The future of the back-to-back productions, with a combined budget of about $500 million, came into question when a small actors’ union, New Zealand Actors Equity, demanded that producers bargain collectively with actors on the films. Mr. Jackson, who is a producer and the director, had joined Warner executives and New Zealand officials in insisting that such bargaining was prohibited by New Zealand law.

Perhaps just as important, Wednesday’s agreement also calls for New Zealand to increase its contribution to each film by $7.5 million, in addition to a standing government incentive that reimburses up to 15 percent of the spending in New Zealand by a high-budget production like “The Hobbit.” In a further twist, Mr. Key told reporters, in a commitment to Time Warner and its global media group, New Zealand would contribute $10 million to a marketing campaign that would tie the films to tourism in the country.

So when Wellywood meets Hollywood, does Wellywood come out on the losing end?

Warner won the agreement after an unusual bit of cinematic gunboat diplomacy. On Sunday evening, a contingent of high-level studio executives flew to New Zealand with a mandate to move the films if the cloud of labor trouble did not lift.

Already, the production, which was to begin in January, had been delayed for at least a month by the dispute — a factor that apparently contributed to the bargaining for extra incentives.

“The lesson is that everybody is pandering to the film industry,” said Schuyler M. Moore, a Los Angeles entertainment lawyer. Mr. Moore cautions that state subsidies for film production often amount to picking money from one pocket of an economy to fill another — and that producers are quick to side with a higher bidder.

“It takes a minute for an executive to say, ‘Let’s wrap and go somewhere else,’ ” Mr. Moore said. He pointed out that a weak dollar, and aggressive subsidy programs in states like Michigan and Louisiana, had made production in countries like New Zealand less attractive.

Even as New Zealand was scrambling to keep the “Hobbit” films, Warner was exploring ways the movies could be made elsewhere, again with government support.

Mr. Jackson was not present in the meetings with New Zealand officials, though his manager, Ken Kamins, who is also an executive producer of the film, was, along with Toby Emmerich, New Line’s president, and John A. Rogovin, Warner’s general counsel.
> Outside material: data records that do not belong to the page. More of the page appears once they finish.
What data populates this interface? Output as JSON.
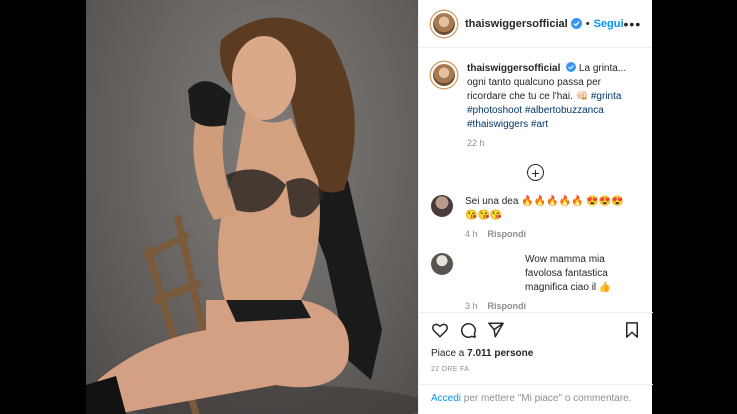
{
  "colors": {
    "accent": "#0095f6",
    "text": "#262626",
    "muted": "#8e8e8e",
    "hashtag": "#00376b"
  },
  "header": {
    "username": "thaiswiggersofficial",
    "separator": "•",
    "follow_label": "Segui",
    "more_label": "•••"
  },
  "caption": {
    "username": "thaiswiggersofficial",
    "text": "La grinta... ogni tanto qualcuno passa per ricordare che tu ce l'hai. 👊🏻",
    "hashtags": "#grinta #photoshoot #albertobuzzanca #thaiswiggers #art",
    "time": "22 h"
  },
  "load_more_icon": "plus-circle-icon",
  "comments": [
    {
      "text": "Sei una dea 🔥🔥🔥🔥🔥 😍😍😍😘😘😘",
      "time": "4 h",
      "reply_label": "Rispondi"
    },
    {
      "text": "Wow mamma mia favolosa fantastica magnifica ciao il 👍",
      "time": "3 h",
      "reply_label": "Rispondi"
    }
  ],
  "likes": {
    "prefix": "Piace a ",
    "count": "7.011 persone"
  },
  "posted_ago": "22 ORE FA",
  "add_comment": {
    "link": "Accedi",
    "rest": " per mettere \"Mi piace\" o commentare."
  }
}
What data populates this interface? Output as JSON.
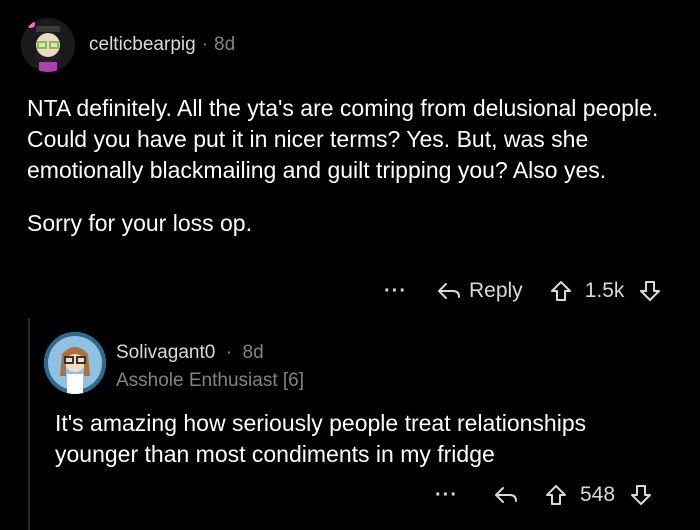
{
  "comment1": {
    "username": "celticbearpig",
    "separator": "·",
    "age": "8d",
    "paragraphs": [
      "NTA definitely. All the yta's are coming from delusional people. Could you have put it in nicer terms? Yes. But, was she emotionally blackmailing and guilt tripping you? Also yes.",
      "Sorry for your loss op."
    ],
    "more_label": "···",
    "reply_label": "Reply",
    "vote_count": "1.5k"
  },
  "comment2": {
    "username": "Solivagant0",
    "separator": "·",
    "age": "8d",
    "flair": "Asshole Enthusiast [6]",
    "text": "It's amazing how seriously people treat relationships younger than most condiments in my fridge",
    "more_label": "···",
    "vote_count": "548"
  },
  "colors": {
    "background": "#000000",
    "text": "#ffffff",
    "meta": "#818384"
  }
}
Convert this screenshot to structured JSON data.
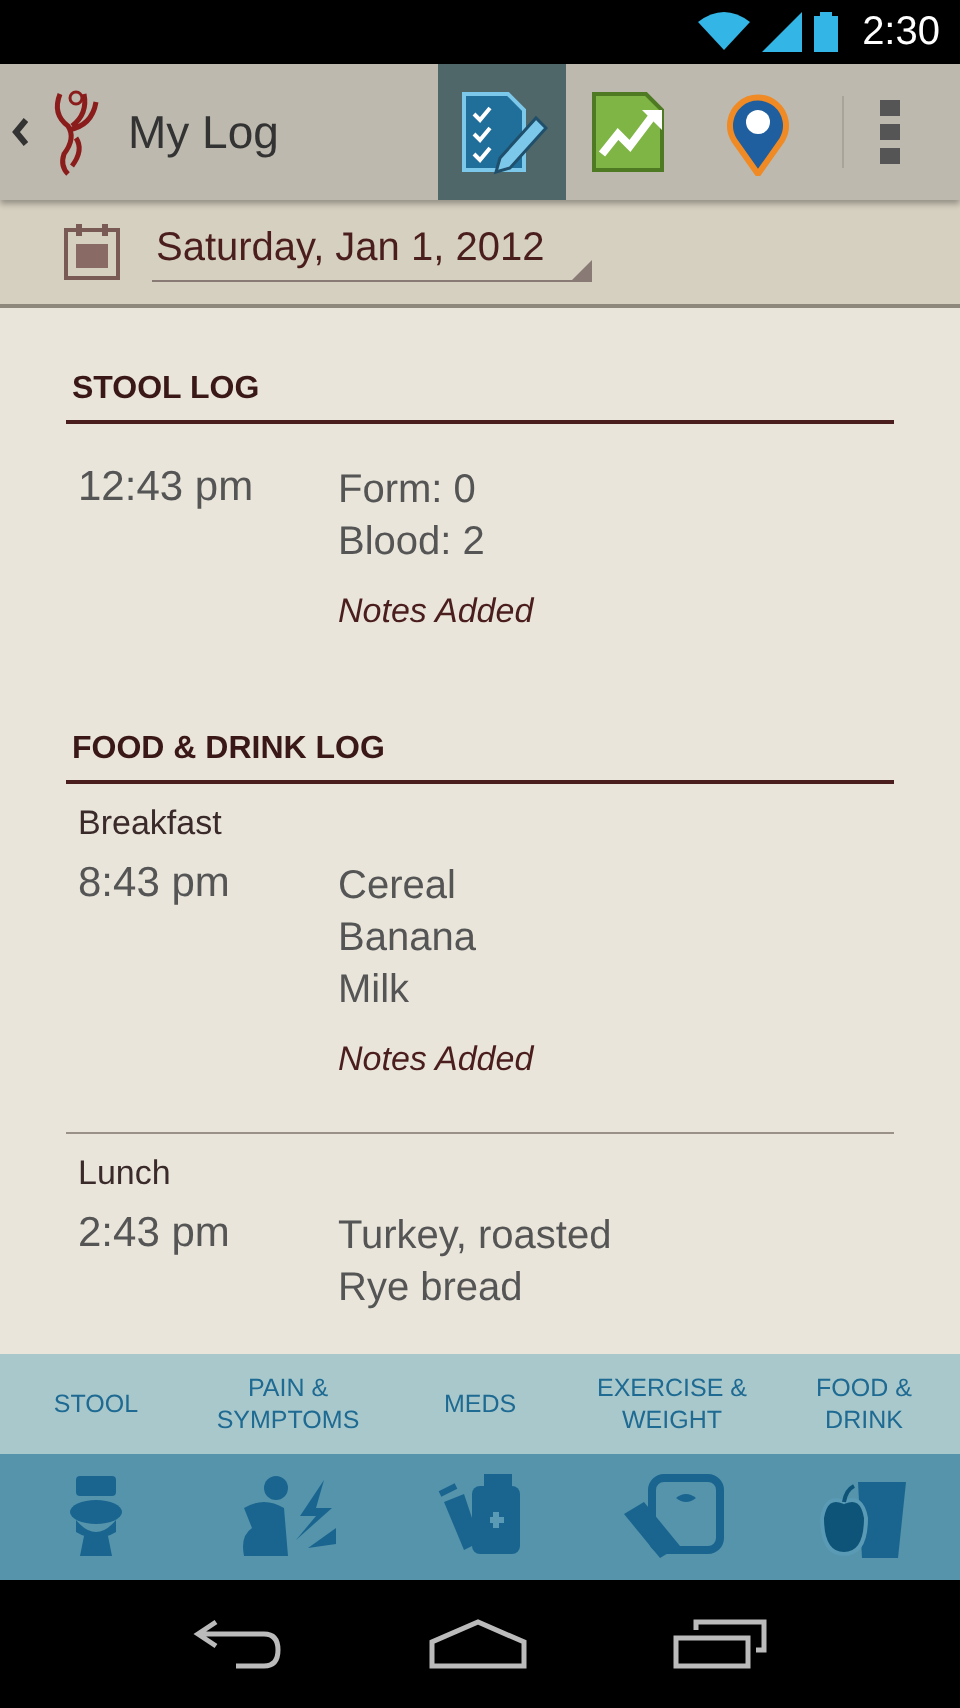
{
  "status_bar": {
    "time": "2:30"
  },
  "action_bar": {
    "title": "My Log",
    "tabs": [
      {
        "kind": "log",
        "selected": true
      },
      {
        "kind": "chart",
        "selected": false
      },
      {
        "kind": "pin",
        "selected": false
      }
    ]
  },
  "date_picker": {
    "value": "Saturday, Jan 1, 2012"
  },
  "sections": [
    {
      "title": "STOOL LOG",
      "entries": [
        {
          "time": "12:43 pm",
          "lines": [
            "Form: 0",
            "Blood: 2"
          ],
          "note": "Notes Added"
        }
      ]
    },
    {
      "title": "FOOD & DRINK LOG",
      "entries": [
        {
          "meal": "Breakfast",
          "time": "8:43 pm",
          "lines": [
            "Cereal",
            "Banana",
            "Milk"
          ],
          "note": "Notes Added"
        },
        {
          "meal": "Lunch",
          "time": "2:43 pm",
          "lines": [
            "Turkey, roasted",
            "Rye bread"
          ]
        }
      ]
    }
  ],
  "categories": [
    {
      "kind": "stool",
      "label": "STOOL"
    },
    {
      "kind": "pain",
      "label": "PAIN & SYMPTOMS"
    },
    {
      "kind": "meds",
      "label": "MEDS"
    },
    {
      "kind": "exercise",
      "label": "EXERCISE & WEIGHT"
    },
    {
      "kind": "food",
      "label": "FOOD & DRINK"
    }
  ]
}
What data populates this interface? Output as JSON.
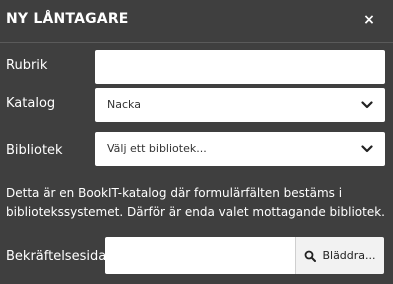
{
  "dialog": {
    "title": "NY LÅNTAGARE",
    "close_label": "×"
  },
  "form": {
    "rubrik": {
      "label": "Rubrik",
      "value": ""
    },
    "katalog": {
      "label": "Katalog",
      "selected": "Nacka"
    },
    "bibliotek": {
      "label": "Bibliotek",
      "selected": "Välj ett bibliotek..."
    },
    "info_text": "Detta är en BookIT-katalog där formulärfälten bestäms i bibliotekssystemet. Därför är enda valet mottagande bibliotek.",
    "bekraftelse": {
      "label": "Bekräftelsesida",
      "value": "",
      "browse_label": "Bläddra..."
    }
  },
  "icons": {
    "close": "close-icon",
    "chevron": "chevron-down-icon",
    "search": "search-icon"
  },
  "colors": {
    "background": "#3f3f3f",
    "field": "#ffffff",
    "button": "#f2f2f2"
  }
}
The discussions were generally smooth, according to the person who spoke anonymously. That person said both Warner executives and government officials agreed from the outset that New Zealand was the preferred location, if the union question could be resolved, and if Warner could recoup some of the money it had lost in the delay, partly from a strengthening of the New Zealand currency. Canada, Germany and Britain had all surfaced as viable alternative locations.

The films are scheduled for release in December 2012 and December 2013, and provide a pair of much-needed, large-scale films for Warner and MGM.

New Zealand’s film industry received an enormous boost from the production of Mr. Jackson’s “Lord of the Rings” and “King Kong” films, and has continued to be a center for special-effects work on other movies, including James Cameron’s “Avatar.” The industry had revenue of 2.8 billion New Zealand dollars in 2009, or $2.1 billion — roughly 2 percent of the gross domestic product, according to Statistics New Zealand, an agency that monitors the country’s economy.

In announcing the proposed settlement on Wednesday, the prime minister expressed relief that the cinematic crisis appeared to have passed.

“It’s good to have the uncertainty over and to have everyone now full steam ahead on this project,” Mr. Key said.

Colin Peacock contributed reporting from Wellington, New Zealand.